Selasa, 16 Juli 2013

Posted by jinson on 05.23
Amit Virmani bicara tentang surga para gigolo, dan saya teringat Rabiah Adawiyah.
Suatu ketika, sufi perempuan yang hidup di Basrah, Irak, ini berlalu-lalang di pasar sembari menenteng seikat kayu bakar dan seember air.
“Wahai Rabiah, apa yang hendak kamu lakukan dengan kayu dan air itu?” tanya seseorang.
Sambil meninggikan intonasi suaranya, Rabiah menjawab, ”Akan kugunakan kayu ini untuk membakar surga dan akupakai air ini untuk mengguyur neraka, agar orang-orang beribadah tidak mengharapkan surga dan menghindari neraka, tetapa semata-mata karena Allah.”
Rabiah menggetarkan dunia melalui kalimatnya itu 13 abad silam. Hari-hari ini, di belahan bumi lain yang tak pernah dipijaknya, muncul debat konyol: apakah Bali itu Firdaus atau Jahanam?
Meski Steven & Coconut pernah mempopulerkan lagu “Welcome to My Paradise” dengan latar belakang Bali, harus diakui, gugatan mengenai ke-Firdaus-an Bali baru mengemuka belakangan ketika muncul film “Cowboys in Paradise”.
Sutradara film tersebut, Amit Virmani, menggugat imej positif Bali sebagai tempat wisata eksotik. Melalui film yang dibuat dua tahun lalu itu, pria Singapura ini justru menghadirkan sisi erotik. Bali digambarkannya sebagai surga para gigolo.
“Apa bedanya gigolo dengan pelacur laki-laki?” temanku penasaran.

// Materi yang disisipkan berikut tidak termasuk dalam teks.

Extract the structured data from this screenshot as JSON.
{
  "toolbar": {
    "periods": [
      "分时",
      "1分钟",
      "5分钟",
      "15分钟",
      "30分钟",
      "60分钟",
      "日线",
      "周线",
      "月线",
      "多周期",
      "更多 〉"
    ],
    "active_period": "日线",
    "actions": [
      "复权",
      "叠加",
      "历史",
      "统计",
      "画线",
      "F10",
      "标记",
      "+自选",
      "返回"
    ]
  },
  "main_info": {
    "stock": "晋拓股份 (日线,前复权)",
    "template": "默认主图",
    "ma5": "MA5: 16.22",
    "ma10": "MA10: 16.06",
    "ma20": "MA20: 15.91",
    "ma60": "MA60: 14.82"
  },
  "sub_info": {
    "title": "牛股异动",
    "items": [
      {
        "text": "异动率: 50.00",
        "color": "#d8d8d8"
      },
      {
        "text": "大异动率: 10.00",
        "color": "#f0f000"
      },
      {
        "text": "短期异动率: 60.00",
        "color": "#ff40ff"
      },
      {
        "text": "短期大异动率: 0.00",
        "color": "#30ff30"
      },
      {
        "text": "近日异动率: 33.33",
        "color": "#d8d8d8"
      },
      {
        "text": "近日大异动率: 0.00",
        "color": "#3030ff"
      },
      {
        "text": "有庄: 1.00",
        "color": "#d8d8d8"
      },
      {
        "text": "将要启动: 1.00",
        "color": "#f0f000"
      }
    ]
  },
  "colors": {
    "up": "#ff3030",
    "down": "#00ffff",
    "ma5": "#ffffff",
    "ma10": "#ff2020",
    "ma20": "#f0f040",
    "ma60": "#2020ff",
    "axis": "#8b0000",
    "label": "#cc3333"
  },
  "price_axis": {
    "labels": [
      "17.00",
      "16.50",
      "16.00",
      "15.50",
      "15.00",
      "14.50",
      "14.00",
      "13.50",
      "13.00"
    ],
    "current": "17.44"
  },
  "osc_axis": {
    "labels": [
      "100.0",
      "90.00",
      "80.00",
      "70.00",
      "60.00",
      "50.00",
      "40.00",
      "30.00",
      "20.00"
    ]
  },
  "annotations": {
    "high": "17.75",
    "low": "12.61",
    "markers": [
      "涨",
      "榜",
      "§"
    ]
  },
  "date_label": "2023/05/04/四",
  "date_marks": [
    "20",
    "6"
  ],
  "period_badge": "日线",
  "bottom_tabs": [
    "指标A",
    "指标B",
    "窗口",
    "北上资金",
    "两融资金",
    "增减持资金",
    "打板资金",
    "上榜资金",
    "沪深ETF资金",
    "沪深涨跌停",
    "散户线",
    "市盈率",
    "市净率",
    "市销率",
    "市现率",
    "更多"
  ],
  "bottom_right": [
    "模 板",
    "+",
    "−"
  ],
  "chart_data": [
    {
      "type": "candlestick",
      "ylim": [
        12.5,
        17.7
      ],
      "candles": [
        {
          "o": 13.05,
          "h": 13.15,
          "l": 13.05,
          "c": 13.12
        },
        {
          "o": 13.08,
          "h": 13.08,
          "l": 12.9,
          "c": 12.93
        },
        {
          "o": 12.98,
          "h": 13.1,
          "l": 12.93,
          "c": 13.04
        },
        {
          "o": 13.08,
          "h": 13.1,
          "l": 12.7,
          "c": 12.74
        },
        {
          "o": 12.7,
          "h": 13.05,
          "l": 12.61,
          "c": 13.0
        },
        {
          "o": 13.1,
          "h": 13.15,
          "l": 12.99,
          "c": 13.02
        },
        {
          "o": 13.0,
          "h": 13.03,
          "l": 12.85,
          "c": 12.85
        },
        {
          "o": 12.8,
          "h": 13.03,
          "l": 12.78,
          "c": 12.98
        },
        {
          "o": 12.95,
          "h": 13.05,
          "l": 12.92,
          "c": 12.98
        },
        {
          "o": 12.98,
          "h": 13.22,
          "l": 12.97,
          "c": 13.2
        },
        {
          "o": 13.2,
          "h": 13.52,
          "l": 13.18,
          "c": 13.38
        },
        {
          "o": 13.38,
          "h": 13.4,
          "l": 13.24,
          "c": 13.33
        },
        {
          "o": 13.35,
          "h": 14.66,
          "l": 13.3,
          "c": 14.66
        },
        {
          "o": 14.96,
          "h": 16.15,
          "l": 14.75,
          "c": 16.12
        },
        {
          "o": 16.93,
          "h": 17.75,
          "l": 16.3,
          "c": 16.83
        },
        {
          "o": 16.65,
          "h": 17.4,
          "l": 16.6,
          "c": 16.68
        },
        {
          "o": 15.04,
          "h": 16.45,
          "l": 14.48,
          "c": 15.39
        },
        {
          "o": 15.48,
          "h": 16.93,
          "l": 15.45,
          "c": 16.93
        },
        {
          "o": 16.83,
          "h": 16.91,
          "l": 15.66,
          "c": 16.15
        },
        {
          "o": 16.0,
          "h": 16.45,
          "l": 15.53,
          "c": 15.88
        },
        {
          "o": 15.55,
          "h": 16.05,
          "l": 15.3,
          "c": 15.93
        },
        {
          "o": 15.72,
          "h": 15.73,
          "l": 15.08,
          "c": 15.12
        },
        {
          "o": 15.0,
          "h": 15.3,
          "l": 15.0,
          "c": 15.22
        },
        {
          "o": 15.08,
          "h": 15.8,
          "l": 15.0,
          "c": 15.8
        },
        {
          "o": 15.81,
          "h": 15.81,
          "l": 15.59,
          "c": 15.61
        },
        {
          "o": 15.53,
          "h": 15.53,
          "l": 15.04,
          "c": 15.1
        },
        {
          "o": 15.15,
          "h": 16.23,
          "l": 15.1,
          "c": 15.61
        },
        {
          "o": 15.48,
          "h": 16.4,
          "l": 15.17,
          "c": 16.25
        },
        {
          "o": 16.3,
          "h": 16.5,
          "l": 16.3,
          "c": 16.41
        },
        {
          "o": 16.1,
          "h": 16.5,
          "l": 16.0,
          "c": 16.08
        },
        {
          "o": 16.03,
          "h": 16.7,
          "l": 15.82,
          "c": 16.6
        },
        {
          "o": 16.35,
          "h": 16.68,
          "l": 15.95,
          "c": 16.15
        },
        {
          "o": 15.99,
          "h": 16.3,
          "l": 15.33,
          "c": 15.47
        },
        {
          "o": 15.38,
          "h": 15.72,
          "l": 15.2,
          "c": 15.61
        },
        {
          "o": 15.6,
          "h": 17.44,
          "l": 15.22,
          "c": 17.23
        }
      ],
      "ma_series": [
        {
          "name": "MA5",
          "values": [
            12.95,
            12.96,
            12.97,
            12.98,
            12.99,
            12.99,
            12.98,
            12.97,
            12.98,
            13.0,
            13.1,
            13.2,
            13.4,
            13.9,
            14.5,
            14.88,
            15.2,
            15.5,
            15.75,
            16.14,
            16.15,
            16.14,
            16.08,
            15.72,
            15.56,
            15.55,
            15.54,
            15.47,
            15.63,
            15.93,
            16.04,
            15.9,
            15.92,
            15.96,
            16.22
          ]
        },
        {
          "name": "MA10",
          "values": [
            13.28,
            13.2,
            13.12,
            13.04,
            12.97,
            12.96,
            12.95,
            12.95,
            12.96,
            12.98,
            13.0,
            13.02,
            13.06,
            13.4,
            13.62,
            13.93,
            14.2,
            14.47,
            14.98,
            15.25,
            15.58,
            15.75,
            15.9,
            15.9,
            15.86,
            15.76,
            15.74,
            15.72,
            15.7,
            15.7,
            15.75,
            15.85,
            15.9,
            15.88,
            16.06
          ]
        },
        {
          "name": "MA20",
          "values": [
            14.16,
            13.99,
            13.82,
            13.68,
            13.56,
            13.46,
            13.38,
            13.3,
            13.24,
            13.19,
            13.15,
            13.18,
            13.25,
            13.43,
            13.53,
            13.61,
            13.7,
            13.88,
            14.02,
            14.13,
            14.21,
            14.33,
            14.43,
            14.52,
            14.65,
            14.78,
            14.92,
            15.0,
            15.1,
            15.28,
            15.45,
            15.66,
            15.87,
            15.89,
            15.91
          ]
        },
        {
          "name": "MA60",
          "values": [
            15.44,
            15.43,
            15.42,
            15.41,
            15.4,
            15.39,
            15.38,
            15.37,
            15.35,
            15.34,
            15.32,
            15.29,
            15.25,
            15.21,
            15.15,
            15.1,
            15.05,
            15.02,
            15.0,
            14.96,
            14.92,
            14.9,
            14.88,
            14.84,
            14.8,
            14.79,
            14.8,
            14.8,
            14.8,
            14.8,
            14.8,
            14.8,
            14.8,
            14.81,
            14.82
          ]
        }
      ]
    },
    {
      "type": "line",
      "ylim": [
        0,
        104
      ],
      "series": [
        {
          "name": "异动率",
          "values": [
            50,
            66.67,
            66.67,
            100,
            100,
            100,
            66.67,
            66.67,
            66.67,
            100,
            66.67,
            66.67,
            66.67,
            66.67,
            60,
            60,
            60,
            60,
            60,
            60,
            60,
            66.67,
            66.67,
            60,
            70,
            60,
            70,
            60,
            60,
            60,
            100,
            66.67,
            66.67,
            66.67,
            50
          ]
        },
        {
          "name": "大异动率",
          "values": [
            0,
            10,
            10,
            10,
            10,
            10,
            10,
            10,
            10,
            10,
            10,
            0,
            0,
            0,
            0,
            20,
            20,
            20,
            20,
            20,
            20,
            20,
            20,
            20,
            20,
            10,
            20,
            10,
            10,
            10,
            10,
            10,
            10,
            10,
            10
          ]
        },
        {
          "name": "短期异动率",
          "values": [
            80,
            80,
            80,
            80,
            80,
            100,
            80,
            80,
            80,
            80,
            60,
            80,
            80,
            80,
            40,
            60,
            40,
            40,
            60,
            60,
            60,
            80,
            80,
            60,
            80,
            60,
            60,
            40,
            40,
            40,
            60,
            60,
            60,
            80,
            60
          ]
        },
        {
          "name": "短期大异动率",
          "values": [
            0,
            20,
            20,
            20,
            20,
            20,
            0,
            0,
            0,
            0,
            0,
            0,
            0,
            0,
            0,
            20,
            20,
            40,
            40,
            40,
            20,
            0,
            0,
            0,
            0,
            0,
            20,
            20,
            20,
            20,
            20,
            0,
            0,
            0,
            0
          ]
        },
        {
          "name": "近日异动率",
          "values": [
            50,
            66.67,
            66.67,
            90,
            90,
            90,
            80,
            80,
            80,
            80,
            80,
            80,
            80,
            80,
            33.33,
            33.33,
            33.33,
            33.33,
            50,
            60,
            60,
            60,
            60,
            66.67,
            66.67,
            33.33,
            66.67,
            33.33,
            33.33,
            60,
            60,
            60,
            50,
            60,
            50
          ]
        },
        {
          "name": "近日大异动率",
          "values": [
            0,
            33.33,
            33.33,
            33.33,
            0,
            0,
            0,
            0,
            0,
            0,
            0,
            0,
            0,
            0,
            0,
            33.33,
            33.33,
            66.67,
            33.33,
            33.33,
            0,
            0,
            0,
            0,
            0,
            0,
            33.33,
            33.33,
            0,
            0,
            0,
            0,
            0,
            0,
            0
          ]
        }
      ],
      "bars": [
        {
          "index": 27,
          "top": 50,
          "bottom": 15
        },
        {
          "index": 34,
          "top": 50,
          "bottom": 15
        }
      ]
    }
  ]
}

Saya tak tahu persis. Tetapi yang jelas, di mata Amit Virmani, tak sedikit pemandu wisata di Bali merangkap menjadi gigolo sehingga perlu disinisi. Rupanya dia merasa perlu menjungkirbalikkan anggapan turis internasional bahwa Bali adalah Land of Paradise.
Sesungguhnya, bila kita mau membuka halaman-halaman kitab suci kita, Firdaus atau Paradise bukanlah tempat sembarangan. Ia adalah suatu tempat teduh di mana pohon-pohon tumbuh hijau nan rindang, dengan air yang melimpah, bahkan kolam susu tersedia di situ.
Kitab suci mengisahkan Adam terusir dari tempat maha elok itu gara-gara terpukau oleh keelokan yang lain. Kemolekan tubuh Eva, sebagaimana digambarkan dengan mempesona oleh Ayu Utami dalam novel “Saman”, membangkitkan birahi Adam. Mereka kepergok, tertangkap basah, lalu ditendang hingga terpelanting ke dunia yang fana ini.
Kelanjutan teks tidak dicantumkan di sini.